The $$C$$-statistic can be viewed as a mapping of the expected weight of evidence $$\Lambda$$, which takes values from 0 to infinity, to the interval from 0.5 to 1. If a biomarker with expected weight of evidence 1 bit is evaluated in a case-control study in which covariates have been matched, the increment in $$C$$-statistic will be from 0.5 to 0.8. If the same biomarker is evaluated in a cohort study in which covariates such as age contribute a weight of evidence of 2 bits, the increment in $$C$$-statistic will be much smaller: from 0.88 to 0.925.

The statistic $$\Lambda$$ has various alternative names: the expected information for discrimination between cases and controls; the Kullback-Leibler (KL) divergence from the class-conditional distribution $$\mathcal{Q}$$ of the predictors under incorrect case-control assignment to their distribution $$\mathcal{P}$$ under correct assignment; or the relative entropy of $$\mathcal{P}$$ with respect to $$\mathcal{Q}$$. As $$\Lambda$$ is a KL divergence, it can take only non-negative values.

## Advantages of using expected weight of evidence $$\Lambda$$ to quantify performance of a diagnostic test

• Contributions of independent variables to predictive performance are additive on the scale of $$\Lambda$$.

• The expected weight of evidence has an intuitive interpretation as the typical factor by which prior odds are updated to posterior odds

• Where there are many independent predictors of small effect, the expectation of the weight of evidence determines its distribution, and this distribution contains all the information required to characterize how the test will behave as a risk stratifier.
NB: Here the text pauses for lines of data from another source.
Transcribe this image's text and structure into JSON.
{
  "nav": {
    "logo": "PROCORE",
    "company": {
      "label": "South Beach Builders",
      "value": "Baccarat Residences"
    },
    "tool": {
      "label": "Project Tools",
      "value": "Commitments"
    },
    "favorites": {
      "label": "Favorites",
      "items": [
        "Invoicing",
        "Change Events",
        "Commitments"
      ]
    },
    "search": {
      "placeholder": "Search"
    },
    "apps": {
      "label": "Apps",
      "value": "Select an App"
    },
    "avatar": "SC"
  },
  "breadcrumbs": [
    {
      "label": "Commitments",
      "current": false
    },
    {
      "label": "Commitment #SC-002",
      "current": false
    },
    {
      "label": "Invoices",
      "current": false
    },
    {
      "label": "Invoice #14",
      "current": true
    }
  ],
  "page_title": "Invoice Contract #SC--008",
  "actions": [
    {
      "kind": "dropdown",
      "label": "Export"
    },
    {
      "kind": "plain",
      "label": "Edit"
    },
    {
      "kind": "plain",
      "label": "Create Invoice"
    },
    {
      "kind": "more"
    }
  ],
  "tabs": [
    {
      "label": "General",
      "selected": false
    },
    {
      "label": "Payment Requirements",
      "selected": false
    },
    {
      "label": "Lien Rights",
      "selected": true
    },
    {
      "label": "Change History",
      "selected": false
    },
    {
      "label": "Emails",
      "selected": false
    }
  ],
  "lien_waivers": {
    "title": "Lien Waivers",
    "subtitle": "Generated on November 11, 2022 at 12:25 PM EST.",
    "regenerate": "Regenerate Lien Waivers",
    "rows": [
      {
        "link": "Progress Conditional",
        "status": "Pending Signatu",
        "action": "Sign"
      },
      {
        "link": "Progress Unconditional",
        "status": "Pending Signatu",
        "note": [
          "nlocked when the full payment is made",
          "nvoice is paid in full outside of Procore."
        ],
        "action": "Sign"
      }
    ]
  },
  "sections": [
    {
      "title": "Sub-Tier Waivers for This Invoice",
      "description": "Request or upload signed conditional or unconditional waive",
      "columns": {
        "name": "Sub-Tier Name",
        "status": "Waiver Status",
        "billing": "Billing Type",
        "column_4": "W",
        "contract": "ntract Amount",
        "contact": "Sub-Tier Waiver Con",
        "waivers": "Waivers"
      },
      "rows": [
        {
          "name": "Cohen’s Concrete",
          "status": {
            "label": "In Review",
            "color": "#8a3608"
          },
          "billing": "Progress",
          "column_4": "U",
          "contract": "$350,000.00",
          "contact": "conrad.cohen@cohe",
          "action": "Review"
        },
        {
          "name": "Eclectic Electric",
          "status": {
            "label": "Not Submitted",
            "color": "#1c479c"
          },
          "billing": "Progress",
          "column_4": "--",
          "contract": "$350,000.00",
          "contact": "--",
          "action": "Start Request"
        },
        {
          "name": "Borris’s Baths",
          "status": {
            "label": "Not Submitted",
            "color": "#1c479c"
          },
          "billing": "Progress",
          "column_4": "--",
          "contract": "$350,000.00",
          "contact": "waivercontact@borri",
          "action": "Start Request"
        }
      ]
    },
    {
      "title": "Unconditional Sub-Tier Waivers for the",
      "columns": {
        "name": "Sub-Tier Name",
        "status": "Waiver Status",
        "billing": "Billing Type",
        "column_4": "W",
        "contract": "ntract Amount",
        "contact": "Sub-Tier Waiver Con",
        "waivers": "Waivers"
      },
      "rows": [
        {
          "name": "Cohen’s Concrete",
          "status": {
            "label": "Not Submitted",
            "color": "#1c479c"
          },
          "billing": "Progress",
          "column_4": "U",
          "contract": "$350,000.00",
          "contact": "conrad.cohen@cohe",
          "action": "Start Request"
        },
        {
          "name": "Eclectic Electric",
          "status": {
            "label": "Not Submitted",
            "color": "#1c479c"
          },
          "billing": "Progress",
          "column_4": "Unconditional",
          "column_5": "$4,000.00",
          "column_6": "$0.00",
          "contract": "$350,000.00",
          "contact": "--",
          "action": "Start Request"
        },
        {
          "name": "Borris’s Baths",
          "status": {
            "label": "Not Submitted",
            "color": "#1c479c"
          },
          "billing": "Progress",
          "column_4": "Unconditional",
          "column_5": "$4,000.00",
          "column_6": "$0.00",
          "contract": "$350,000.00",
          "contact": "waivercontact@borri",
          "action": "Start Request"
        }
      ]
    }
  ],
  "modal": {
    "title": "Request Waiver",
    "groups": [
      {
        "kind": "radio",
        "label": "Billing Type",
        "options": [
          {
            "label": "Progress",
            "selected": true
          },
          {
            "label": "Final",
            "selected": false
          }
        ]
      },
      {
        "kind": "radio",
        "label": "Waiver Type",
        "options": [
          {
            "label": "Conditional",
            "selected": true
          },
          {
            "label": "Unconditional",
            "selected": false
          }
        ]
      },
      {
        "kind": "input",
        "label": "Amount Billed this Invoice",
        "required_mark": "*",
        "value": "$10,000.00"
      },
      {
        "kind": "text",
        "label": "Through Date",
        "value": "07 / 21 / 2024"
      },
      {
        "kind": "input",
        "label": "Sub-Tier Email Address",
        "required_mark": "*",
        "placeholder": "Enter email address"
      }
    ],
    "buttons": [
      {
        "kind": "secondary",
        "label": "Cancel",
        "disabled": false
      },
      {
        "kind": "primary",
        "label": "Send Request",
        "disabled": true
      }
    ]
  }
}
• The calculation of weight of evidence can be extended to interval-censored failure-time data, to which the $$C$$-statistic is not applicable because it does not condition on the interval lengths.

## Relation of ROC curve to distributions of weight of evidence

Johnson (2004) noted a simple relationship between the distributions of weight of evidence $$W$$ favouring case over control status in cases and controls and the ROC curve generated from these distributions. If the quantiles of $$W$$ in controls and cases are $$q_0$$ and $$q_1$$ respectively, the sensitivity is $$\left(1 - q_1 \right)$$ and the specificity is $$q_0$$ and the ROC is the curve obtained by plotting $$\left(1 - q_1 \right)$$ as a function of $$\left(1 - q_0 \right)$$. The gradient of this function is

$\frac{dq_1}{dq_0} = \frac{d q_1 / d W}{d q_0 / dW} = \frac{p_1 \left( W \right)}{p_0 \left( W \right)}= \exp{ \left( W \right) }$

As $$q_0\left( W \right)$$ increases with $$W$$, it follows that the gradient of this model-based ROC curve is a monotonic decreasing function of $$\left(1 - q_0 \right)$$, unlike the crude ROC curve calculated from ranking the scores of cases and controls. In other words, the model-based ROC curve is concave downwards.

The problem is to estimate the distributions of the weight of evidence $$W$$ when the hypothesis is true and when it is false, subject to the constraint that these distributions must be mathematically consistent.

# The R package wevid

This package provides functions for computing and plotting the distributions of the weight of evidence. A version will eventually be submitted to CRAN. For now the package can be installed with the following commands :-

git clone https://github.com/pmckeigue/wevid
R CMD build wevid
# replace version number of the tar.gz file with whatever is created by the build command
R CMD INSTALL wevid_0.2.0.999.tar.gz

wevid can use the output of any binary classifier as long as the classifier generates three vectors on test data or test folds formed by cross-validation: the observed values of an outcome y, the predictive probabilities posterior.pthat $$y = 1$$ (from a model learned on training data), and the prior probabilities prior.p that $$y = 1$$ (usually just the frequency in the training data).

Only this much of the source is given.